Development of Individuals and Teams: Achieving Organizational Goals
Not long ago, we had an internal CEF workshop where we discussed our common values at work and between colleagues. We elaborated on five topics: trust – in ourselves and between us; the need of being accountable for our work and actions; being results-oriented; individual and joint opportunities for growth, and how to establish and maintain good team spirit. Contemplating on these five values that the CEF staff is seemingly unanimously treasuring, it got me thinking about interconnections between them – how they are manifested in team dynamics and in organizational culture. And, in the end, how it influences the success of the organization.
Seeking for a team that is results-oriented, I thought about how it is done in sports: what are the shared values, how teams are built, what are their growth opportunities, and how the roles are defined and followed. I could very easily find connections in one of my favorite team sports – cycling. Now, one might ask how on earth is this a team sport when there is just a group of individuals riding their bikes!? Sure, this might be so at the first glance, but it encompasses so much more and it is a true team sport in its very essence.
Due to the high degree of professionalization and long traditions in sports, the roles in teams have been developed to the very details. They are well defined and divided, yet built upon the individuals and their strengths. Only this way can the team achieve the pursued results. When a team wishes to win a stage or race, it needs to put in all the effort in exploiting synergies among the individuals. For that, there is also a lot of teambuilding elements that must show results when acting together on a race, although cyclists in professional teams also train a lot individually. In addition, there is a need for strong trust among members that everyone follows the assigned tasks.
The role and strengths of an individual normally decides how they will train. Each cyclist has a different mix of strengths and weaknesses. Of course, they work on improving the weaknesses, but a good coach should nevertheless strive to build on their individual strengths. If one is particularly good in climbing hills, they look into improving his efficiency in overcoming slopes. If he focused too much on sprinting, which is not what he might be built for, rather than on climbing, he might never become a good climber.
Cyclists are normally classified into categories, such as all-rounders, time trialists, sprinters, puncheurs, climbers, etc. The team examines what each can contribute the most and decides on their particular roles – how they will train and act during races. There will be a team captain and others supporting him, each with his/her own specific task. They have a particular role in the team and need to be accountable according to it. One can very hard be in the same time assigned to procure the team with supplies and set the pace at the head of the main group to catch the breakaway group. Also, there can hardly be more than one team captain. There are some exceptions to the rule where teams have two captains, but they are, in average, less successful.
The tasks to be clear-cut and performed responsibly, not passed on to someone else.
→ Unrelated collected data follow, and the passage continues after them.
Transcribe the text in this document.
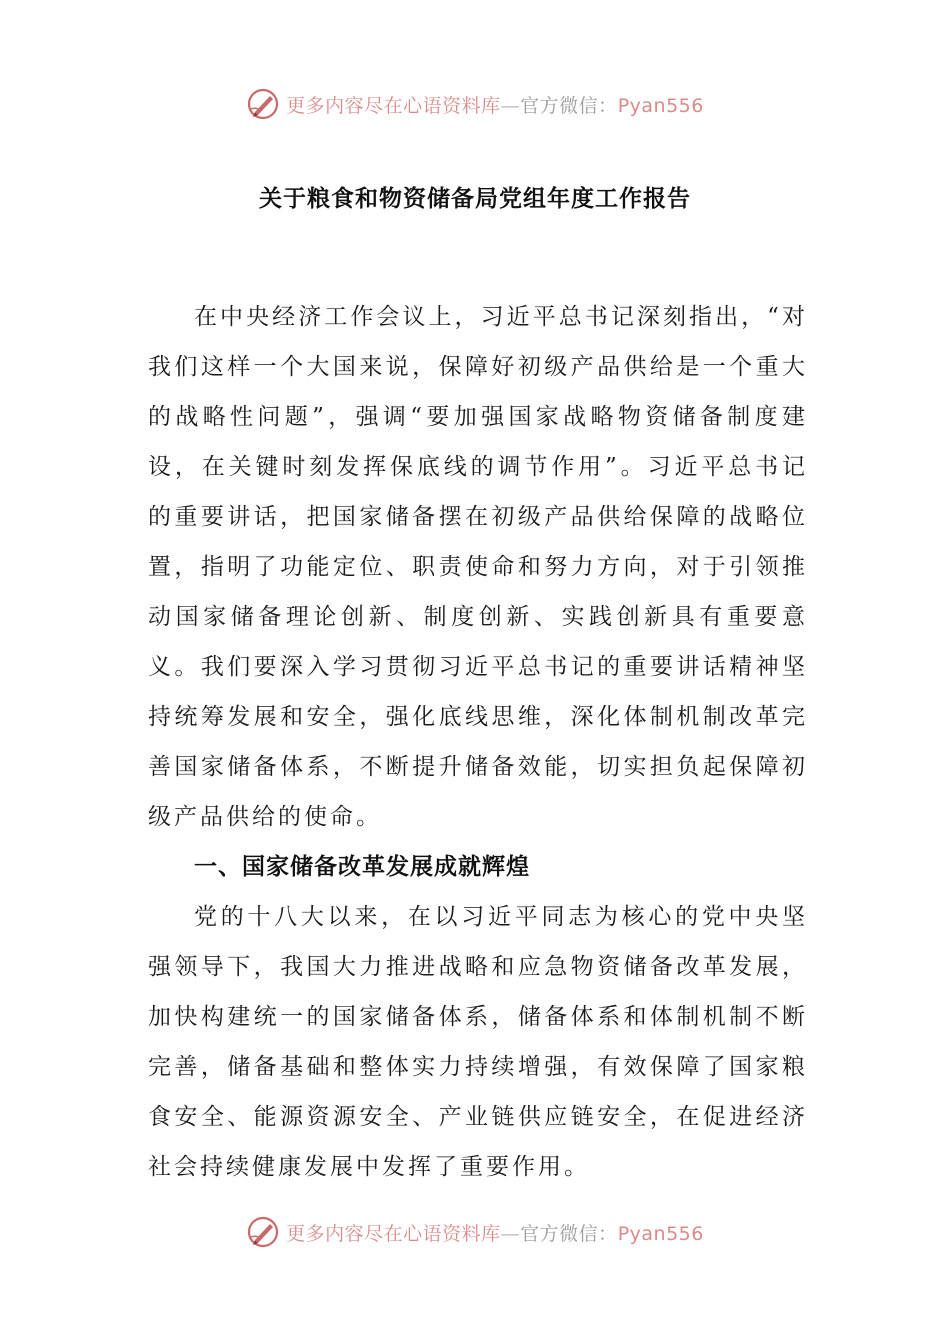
更多内容尽在心语资料库—官方微信：Pyan556
关于粮食和物资储备局党组年度工作报告

在中央经济工作会议上，习近平总书记深刻指出，“对我们这样一个大国来说，保障好初级产品供给是一个重大的战略性问题”，强调“要加强国家战略物资储备制度建设，在关键时刻发挥保底线的调节作用”。习近平总书记的重要讲话，把国家储备摆在初级产品供给保障的战略位置，指明了功能定位、职责使命和努力方向，对于引领推动国家储备理论创新、制度创新、实践创新具有重要意义。我们要深入学习贯彻习近平总书记的重要讲话精神坚持统筹发展和安全，强化底线思维，深化体制机制改革完善国家储备体系，不断提升储备效能，切实担负起保障初级产品供给的使命。

一、国家储备改革发展成就辉煌

党的十八大以来，在以习近平同志为核心的党中央坚强领导下，我国大力推进战略和应急物资储备改革发展，加快构建统一的国家储备体系，储备体系和体制机制不断完善，储备基础和整体实力持续增强，有效保障了国家粮食安全、能源资源安全、产业链供应链安全，在促进经济社会持续健康发展中发挥了重要作用。

更多内容尽在心语资料库—官方微信：Pyan556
If the tasks are not well coordinated, it will result in disorder: the cyclists will not get supplied with food and drinks, they will not know their tasks and will not help each other and will ultimately not be so successful – neither as a team, nor individually.
With success come awards and compensations, an important factor of motivation. The compensation is set according to a player’s role in the team and relative to his/her contribution to the team’s success. Interestingly however, the award given to the best classified cyclist is, in large part, distributed among other team members. This is because it is a team success, with all team members contributing greatly and also giving up on working on their individual placements in the name of the team.
I believe that when speaking about teams in an organization we can learn a lot from sports. Even more, if we wish to become successful and results-oriented. When building a team and considering the individual development of the team members, we must look at each person and mutually decide on individual development paths. We need to consider what this person can contribute most to the team and build on that, instead of developing individuals who are relatively good enough in everything while not particularly good in any specific trait.
A team is powerful when it is well managed and has strong team players, who draw from each other’s advantages and create synergies within the team. Moreover, a team needs a clear vision and clear roles and tasks to be functional. Individual team members cannot be accountable for more than is in their decision-making power and beyond the means attributed to them. They should be accountable and rewarded according to their role in the team, while being given the opportunity to grow and eventually take over more responsibilities.
Speaking on values is a good starting point on how to proceed with developing of teams. It takes time and a lot of consideration. Values are also not static and rigidly defined and are therefore needed to be constantly revisited. The hardest part is indeed making it happen, living the values that a team treasures. Discussions might turn into different ways, therefore we need to be receptive for different people’s ideas and mind for a constractive approach.